Negotiating Culture and Identity: Diasporic Sensibility and East–West Encounters in Kamala Markandaya’s Novels
DOI:
https://doi.org/10.53032/tvcr/2025.v7n4.03Keywords:
Postcolonial identity, Diasporic sensibility, East–West encounter, Cultural hybridity, Nationalism, Exile, HumanismAbstract
Kamala Markandaya (1924–2004) remains one of the most perceptive chroniclers of postcolonial India’s encounter with modernity, nationalism, and diasporic consciousness. Her fiction intricately explores the dialectic between Eastern and Western sensibilities, tradition and modernity, and individual and collective identities. This paper examines three of her major novels—Some Inner Fury (1955), Possession (1963), and The Nowhere Man (1972)—to analyze how Markandaya transforms personal relationships into metaphors of cultural negotiation and identity formation. In Some Inner Fury, the collision of love and politics during India’s nationalist movement dramatizes the moral and emotional turmoil of cross-cultural attachments under colonial pressure.

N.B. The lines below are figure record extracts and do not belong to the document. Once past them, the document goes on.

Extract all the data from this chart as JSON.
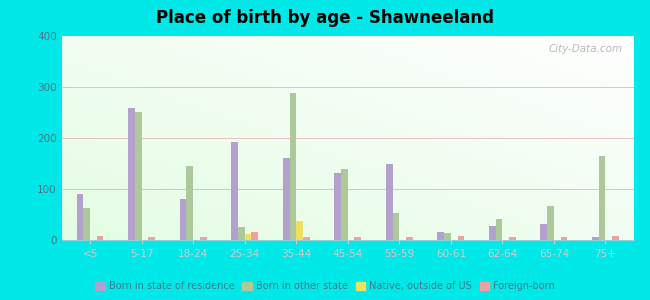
{
  "title": "Place of birth by age - Shawneeland",
  "categories": [
    "<5",
    "5-17",
    "18-24",
    "25-34",
    "35-44",
    "45-54",
    "55-59",
    "60-61",
    "62-64",
    "65-74",
    "75+"
  ],
  "series": {
    "Born in state of residence": [
      90,
      258,
      80,
      193,
      160,
      132,
      150,
      15,
      28,
      32,
      5
    ],
    "Born in other state": [
      62,
      250,
      145,
      25,
      288,
      140,
      53,
      13,
      42,
      67,
      165
    ],
    "Native, outside of US": [
      0,
      0,
      0,
      12,
      38,
      0,
      0,
      0,
      0,
      0,
      0
    ],
    "Foreign-born": [
      7,
      5,
      5,
      15,
      5,
      5,
      5,
      7,
      5,
      5,
      7
    ]
  },
  "colors": {
    "Born in state of residence": "#b3a0cc",
    "Born in other state": "#adc99a",
    "Native, outside of US": "#f0e060",
    "Foreign-born": "#f0a0a0"
  },
  "ylim": [
    0,
    400
  ],
  "yticks": [
    0,
    100,
    200,
    300,
    400
  ],
  "outer_background": "#00e8e8",
  "bar_width": 0.13,
  "watermark": "City-Data.com"
}
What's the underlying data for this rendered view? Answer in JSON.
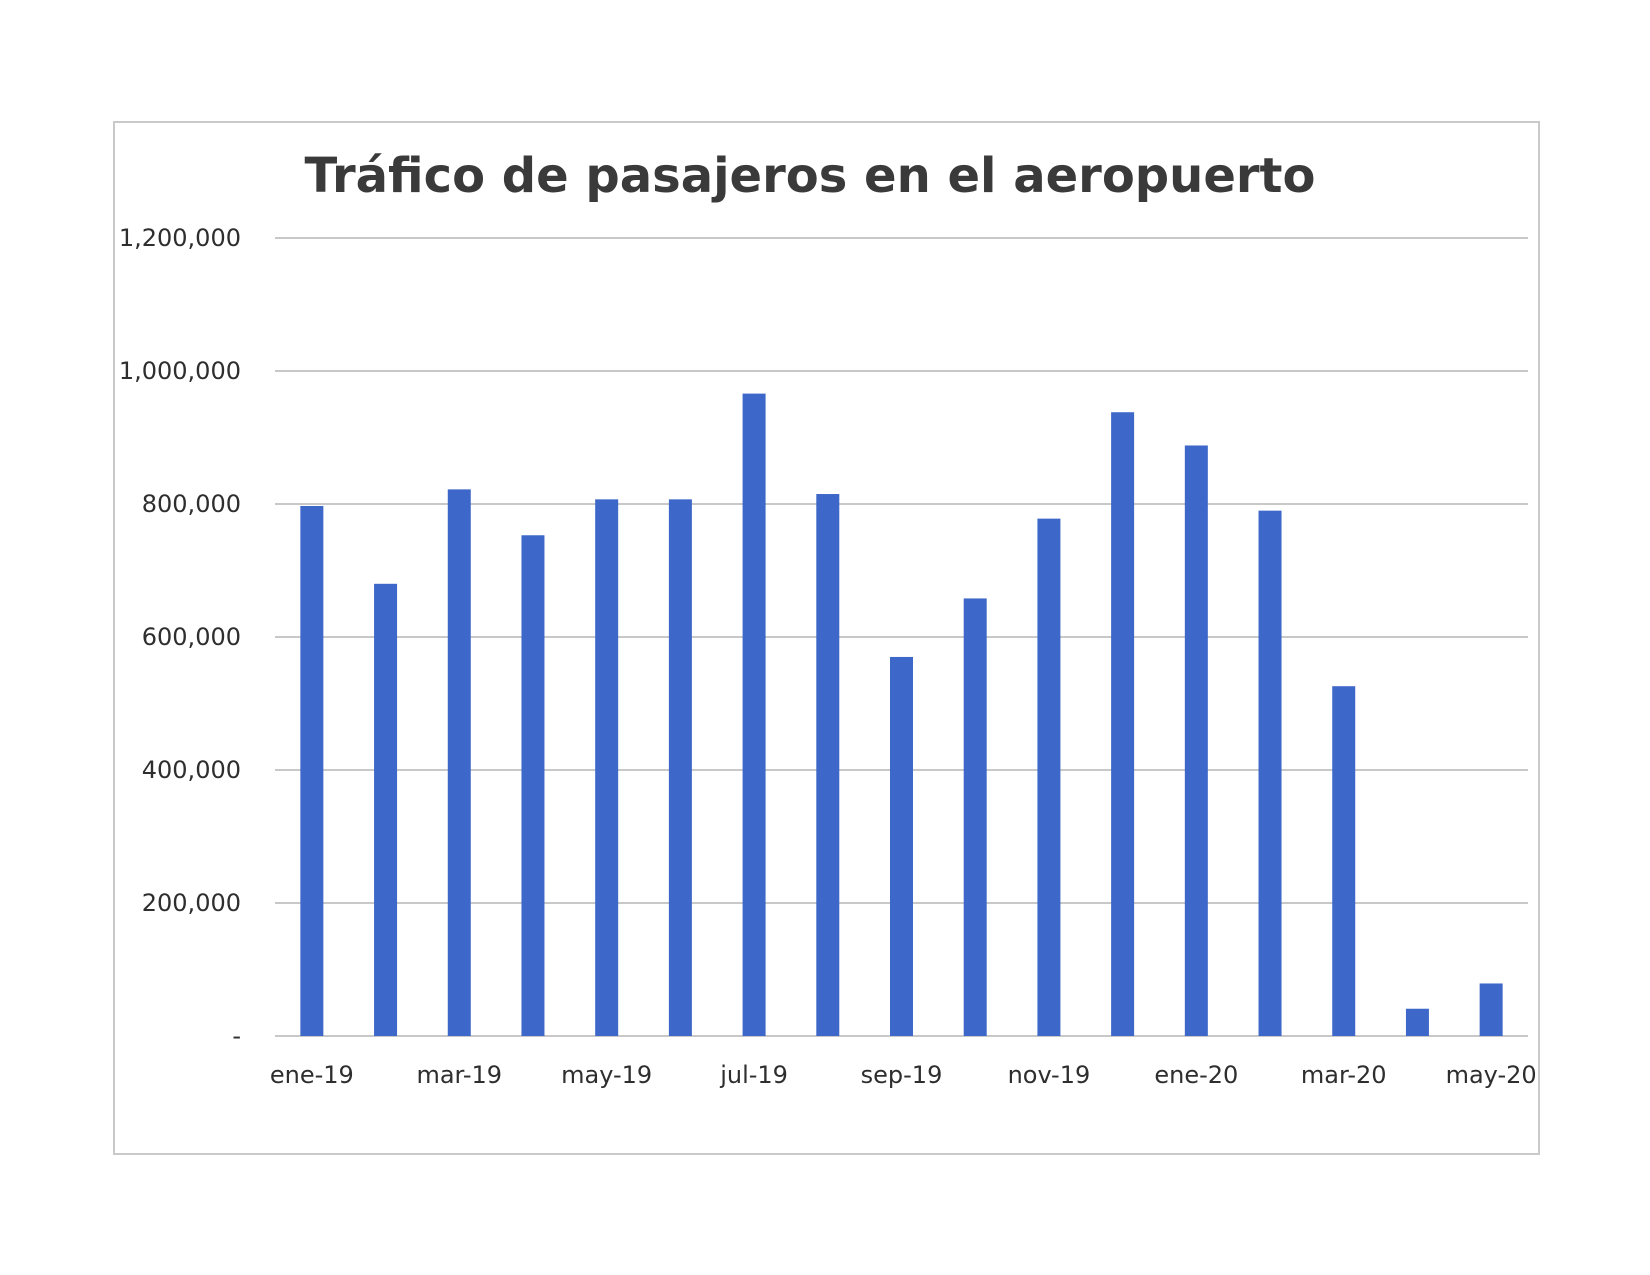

Possession allegorizes the dynamics of colonial domination and spiritual resistance through the relationship between the British patron Lady Caroline and the Indian artist Valmiki, revealing the moral limits of cultural appropriation. The Nowhere Man extends this inquiry to the diasporic context, portraying exile and racial hostility in postwar Britain through the tragic isolation of Srinivas, an Indian immigrant whose humanity transcends the confines of nationality and race. Across these narratives, Markandaya’s diasporic sensibility emerges as deeply humanistic—rooted in Indian values yet responsive to the complexities of global modernity. The study argues that her fiction articulates a sustained meditation on belonging, displacement, and intercultural understanding, thereby securing her position as a crucial voice in postcolonial Indian English literature.